今週の「ATHLETE NEWS」は、3日後の30日、WBC世界ライトフライ級王座決定戦に挑む、八重樫 東選手です。
八重樫選手は今年、ボクシングの歴史に残る試合が行われました。
9月5日のWBC世界フライ級タイトルの防衛戦。相手は、現在、プロ・アマ通算128戦全勝、KO率85%の怪物、ローマン・ゴンサレス=ロマゴン。
あまりの強さにチャンピオンが敬遠していると言われる中で、八重樫選手は、あえてロマゴン選手を指名しました。
試合は、最強の挑戦者を相手に命を削るほどの乱打戦。全く引かずに打ち合いました。
結果は、八重樫選手にとって初のKO負けとなる9ラウンド目にTKO負けを喫しました。
敗れはしましたが、八重樫選手の真っ向勝負の戦いっぷりと、倒れても立ち上がるその姿には多くの人から賞賛の声が上がりました。
そして、この試合は年間最高試合の候補となっています。
八重樫選手がこの試合で得たものは何だったのでしょうか?練習後のトレーニングジムでお話を伺いました。
「年間最高試合をいただけるのであれば、ありがたいんですけど、僕は受章するのは2回目でして(笑)、1回目は 井岡一翔選手に負けた試合で表彰されたので、今回も負け試合なので正直複雑な心境です(笑)。
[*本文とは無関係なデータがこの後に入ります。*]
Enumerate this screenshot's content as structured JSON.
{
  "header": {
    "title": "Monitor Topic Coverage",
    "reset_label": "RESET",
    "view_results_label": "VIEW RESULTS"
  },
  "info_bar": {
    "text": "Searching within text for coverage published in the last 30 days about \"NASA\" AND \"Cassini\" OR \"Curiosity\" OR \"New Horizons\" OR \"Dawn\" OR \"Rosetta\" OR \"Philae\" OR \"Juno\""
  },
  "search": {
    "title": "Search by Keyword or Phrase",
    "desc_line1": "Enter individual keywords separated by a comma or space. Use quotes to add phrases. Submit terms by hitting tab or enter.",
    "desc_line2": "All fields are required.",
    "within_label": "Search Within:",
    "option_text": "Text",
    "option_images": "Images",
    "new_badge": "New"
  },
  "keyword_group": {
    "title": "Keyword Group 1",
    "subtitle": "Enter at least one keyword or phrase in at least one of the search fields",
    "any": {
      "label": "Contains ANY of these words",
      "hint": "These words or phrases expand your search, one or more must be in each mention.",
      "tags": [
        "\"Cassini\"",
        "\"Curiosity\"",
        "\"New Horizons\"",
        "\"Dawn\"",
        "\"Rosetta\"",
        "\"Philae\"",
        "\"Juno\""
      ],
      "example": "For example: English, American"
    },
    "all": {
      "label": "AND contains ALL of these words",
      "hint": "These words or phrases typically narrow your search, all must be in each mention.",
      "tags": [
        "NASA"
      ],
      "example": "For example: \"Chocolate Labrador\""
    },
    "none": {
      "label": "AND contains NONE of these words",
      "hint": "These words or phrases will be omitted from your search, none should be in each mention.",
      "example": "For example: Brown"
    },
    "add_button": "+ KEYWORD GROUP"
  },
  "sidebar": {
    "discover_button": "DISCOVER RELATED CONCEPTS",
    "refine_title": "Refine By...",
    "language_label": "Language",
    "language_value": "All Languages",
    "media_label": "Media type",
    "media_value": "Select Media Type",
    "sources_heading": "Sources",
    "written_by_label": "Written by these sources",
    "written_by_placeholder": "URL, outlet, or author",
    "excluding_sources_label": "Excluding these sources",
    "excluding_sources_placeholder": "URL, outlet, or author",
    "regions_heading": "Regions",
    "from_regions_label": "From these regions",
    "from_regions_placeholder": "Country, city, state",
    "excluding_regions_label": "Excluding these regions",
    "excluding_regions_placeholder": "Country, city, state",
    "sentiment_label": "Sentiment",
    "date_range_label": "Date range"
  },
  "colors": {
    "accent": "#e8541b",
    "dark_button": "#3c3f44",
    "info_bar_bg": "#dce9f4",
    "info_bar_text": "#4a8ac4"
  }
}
試合に向かうトレーニング、練習の中で強いものに挑む、 大きな壁に挑戦する大切さ、気持ちの面で精神的な強さとか、 自分の中では、そういうものを得られたのではないかと思います。
何かを守るというのも大事だと思いますけど、競技をやっている人間からしたら挑戦し続けるという方が、 モチベーションが高くいられるのかなと思います」
ー敗戦からの再出発は、3日後の30日WBC世界ライトフライ級王座決定戦です。八重樫選手はこの試合に勝てば3階級制覇になります。対戦相手は、WBC世界ライトフライ級1位のペドロ・ゲバラ選手(メキシコ)、この試合へのモチベーションについて伺いました。
「もちろん試合に勝ちたい気持ちもあるし、3階級制覇というのもあるんですけど、最近思うのは根本的に自分がボクシングを好きでやっているし、最終的には負けたくない気持ち1つだと思うんですよ。
いろんなものを背負ってるし、いろんな方の期待もあるんですけど、最終的にはボクシングに対する気持ち一つなのかなと思っています。そういう意味で、最近少しずつ、モチベーションも固まって来ています。3階級制覇したからすごいとか、チャンピオンになったとか、もちろんそういうのも大事なんですけど、それ以前に、自分がボクシングにかける気持ち、根本的な部分でモチベーションを持っていけば、そういうものが試合に出てくると思います。
だから、今は初心に返って自分を見つめ直して、もう一度しっかり頑張ろうと気合いが入っています」
ー「色々な期待を背負っている」というお話がありましたが、八重樫選手は3人のお子さんのパパでもあります。ベルトを獲った時は、お子さんと奥さんをリングにあげて喜んでいた姿が印象的でした。家族を背負って闘っている八重樫選手、ボクシングを通じて子ども達に伝えたいことを伺いました。
「子ども達には、頑張っている姿を見ていてほしいし、口で言っても分からない事もたくさんあると思うので、 そういう意味では勝ち負けがハッキリしているし、分かりやすいと思います。出来る限り背中を見せたいなと思います」
八重樫選手に「『強さと』は、なんですか?」と聞いてみました。その答えは「優しさ」だそうです。「人間辛い時大変な時は誰にでもある、でもそこで人に優しくできる心の強さ、大きさを持っている人、それが人としての強さだ」ということなんですね。
八重樫選手のタイトルマッチは、3日後の30日です!ベルトを獲ってくれる事を期待しましょう!!